La preocupación del ministro por ampliar y optimizar el tiempo de la escuela, es sin ninguna duda, positiva y bien intencionada; pero tiene que estar acompañada de mecanismos efectivos que permitan canalizar y encontrar solución a los problemas que por distintas razones se generan en el sistema y afectan a los y las docentes. Las reuniones y protestas que sanciona el descuento de referencia, se produjeron por causas, que bajo ninguna circunstancias pueden ser ignoradas.

En virtud de una trilogía de factores (irresponsabilidad, incapacidad e inobservancia ética) en el núcleo fundamental que administraba el Seguro Médico de los/as maestros/as, esta institución acumuló una deuda que ronda los 350 millones de pesos a los dueños de clínicas, laboratorios y farmacias, los cuales presionan el pago con la suspensión de los servicios de salud a maestros/as y sus familiares.

La Secretaría de Educación contrató cientos de maestros y maestras para trabajar las vacaciones en el programa de Atención a la Sobreedad Educativa, bajo el compromiso de pagarles al concluir el programa trece mil quinientos sesenta y nueve pesos, con veinte centavos. Los maestros/as cumplieron, el ministerio incumplió porque no le pagó en la fecha convenida.

Aunque una cantidad importante de los maestros/as que trabajaban sin cobrar se les incluyó en la nómina, persiste esta situación, en casos reiteradamente entregados a la SEE, que todavía no reciben sus salarios. Estos son problemas objetivos, existen a la vista de las autoridades, lo que corresponde es pedir disculpa a los y las docentes y, proceder a buscarle solución.

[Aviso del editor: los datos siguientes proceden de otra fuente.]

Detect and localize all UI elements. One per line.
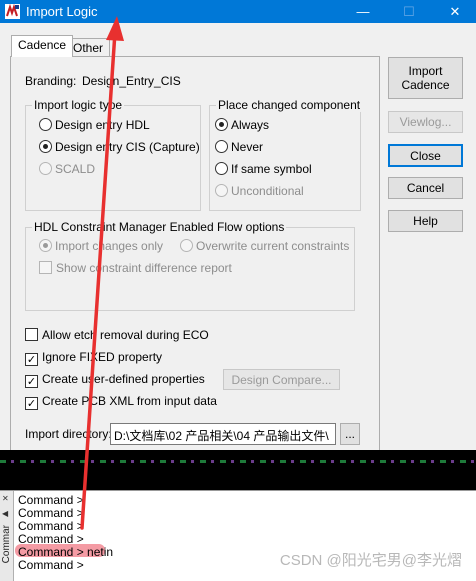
checkbox-create-user-defined[interactable]: ✓ Create user-defined properties [25, 371, 205, 388]
tab-cadence[interactable]: Cadence [11, 35, 74, 57]
maximize-button[interactable]: ☐ [392, 0, 426, 23]
radio-indicator [215, 162, 228, 175]
browse-button[interactable]: ... [340, 423, 360, 445]
cancel-button[interactable]: Cancel [388, 177, 463, 199]
checkbox-allow-etch-removal[interactable]: Allow etch removal during ECO [25, 327, 209, 343]
command-line: Command > [18, 493, 84, 507]
radio-if-same-symbol[interactable]: If same symbol [215, 161, 312, 177]
radio-indicator [39, 239, 52, 252]
radio-label: Design entry HDL [55, 118, 150, 132]
radio-label: Overwrite current constraints [196, 239, 350, 253]
window-title: Import Logic [26, 4, 98, 19]
import-logic-dialog: Cadence Other Branding: Design_Entry_CIS… [0, 23, 476, 451]
command-window-sidebar[interactable]: ✕ ◀ Commar [0, 491, 14, 581]
design-canvas-background [0, 450, 476, 490]
radio-overwrite-constraints[interactable]: Overwrite current constraints [180, 238, 349, 254]
radio-indicator [39, 140, 52, 153]
checkbox-show-difference[interactable]: Show constraint difference report [39, 260, 232, 276]
radio-always[interactable]: Always [215, 117, 269, 133]
branding-label: Branding: [25, 74, 77, 88]
checkbox-indicator [25, 328, 38, 341]
checkbox-indicator: ✓ [25, 375, 38, 388]
import-logic-type-group: Import logic type Design entry HDL Desig… [25, 98, 201, 211]
checkbox-label: Create PCB XML from input data [42, 394, 217, 408]
canvas-trace-pattern [0, 460, 476, 463]
radio-indicator [180, 239, 193, 252]
command-line: Command > [18, 532, 84, 546]
command-line: Command > [18, 506, 84, 520]
close-window-button[interactable]: ✕ [438, 0, 472, 23]
cadence-tab-panel: Branding: Design_Entry_CIS Import logic … [10, 56, 380, 451]
command-line: Command > [18, 519, 84, 533]
radio-label: Design entry CIS (Capture) [55, 140, 200, 154]
checkbox-ignore-fixed[interactable]: ✓ Ignore FIXED property [25, 349, 163, 366]
radio-label: Unconditional [231, 184, 304, 198]
hdl-constraint-title: HDL Constraint Manager Enabled Flow opti… [32, 220, 287, 234]
title-bar[interactable]: Import Logic — ☐ ✕ [0, 0, 476, 23]
radio-label: Always [231, 118, 270, 132]
checkbox-indicator: ✓ [25, 353, 38, 366]
help-button[interactable]: Help [388, 210, 463, 232]
radio-indicator [39, 162, 52, 175]
checkbox-indicator [39, 261, 52, 274]
radio-never[interactable]: Never [215, 139, 263, 155]
design-compare-button[interactable]: Design Compare... [223, 369, 340, 390]
command-line: Command > [18, 558, 84, 572]
hdl-constraint-group: HDL Constraint Manager Enabled Flow opti… [25, 220, 355, 311]
radio-indicator [215, 140, 228, 153]
minimize-button[interactable]: — [346, 0, 380, 23]
import-directory-field[interactable]: D:\文档库\02 产品相关\04 产品输出文件\ [110, 423, 336, 445]
app-icon [5, 4, 20, 19]
radio-unconditional[interactable]: Unconditional [215, 183, 304, 199]
checkbox-label: Allow etch removal during ECO [42, 328, 209, 342]
radio-indicator [215, 184, 228, 197]
import-logic-type-title: Import logic type [32, 98, 125, 112]
checkbox-label: Create user-defined properties [42, 372, 205, 386]
watermark: CSDN @阳光宅男@李光熠 [279, 552, 462, 569]
radio-label: Never [231, 140, 264, 154]
branding-value: Design_Entry_CIS [82, 74, 181, 88]
radio-label: If same symbol [231, 162, 312, 176]
radio-scald[interactable]: SCALD [39, 161, 95, 177]
close-x-icon[interactable]: ✕ [2, 494, 9, 503]
close-button[interactable]: Close [388, 144, 463, 167]
viewlog-button[interactable]: Viewlog... [388, 111, 463, 133]
command-window[interactable]: ✕ ◀ Commar Command > Command > Command >… [0, 490, 476, 581]
checkbox-create-pcb-xml[interactable]: ✓ Create PCB XML from input data [25, 393, 217, 410]
radio-import-changes-only[interactable]: Import changes only [39, 238, 163, 254]
chevron-left-icon[interactable]: ◀ [2, 509, 8, 518]
checkbox-indicator: ✓ [25, 397, 38, 410]
import-cadence-button[interactable]: Import Cadence [388, 57, 463, 99]
command-line-netin: Command > netin [18, 545, 114, 559]
import-directory-label: Import directory: [25, 427, 112, 441]
radio-design-entry-cis[interactable]: Design entry CIS (Capture) [39, 139, 200, 155]
place-changed-title: Place changed component [216, 98, 363, 112]
radio-indicator [215, 118, 228, 131]
radio-design-entry-hdl[interactable]: Design entry HDL [39, 117, 150, 133]
place-changed-component-group: Place changed component Always Never If … [209, 98, 363, 211]
command-window-label: Commar [1, 525, 12, 564]
radio-indicator [39, 118, 52, 131]
checkbox-label: Ignore FIXED property [42, 350, 163, 364]
radio-label: SCALD [55, 162, 96, 176]
radio-label: Import changes only [55, 239, 164, 253]
checkbox-label: Show constraint difference report [56, 261, 232, 275]
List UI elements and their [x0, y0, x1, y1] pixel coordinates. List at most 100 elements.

Responder con la reducción del salario a los y a las maestros/as que han protestado esta situación, constituye una provocación que indigna a un magisterio históricamente mal tratado. El Lic. Paredes debe instruir a la mayor brevedad posible, la devolución del dinero descontado a los y las docentes. Gestionar junto a la ADP una solución definitiva que garantice estabilidad en los servicios de salud de la familia magisterial, que por demás, paga religiosamente la cuota que la ley le asigna para recibir un servicio de salud estable y eficiente.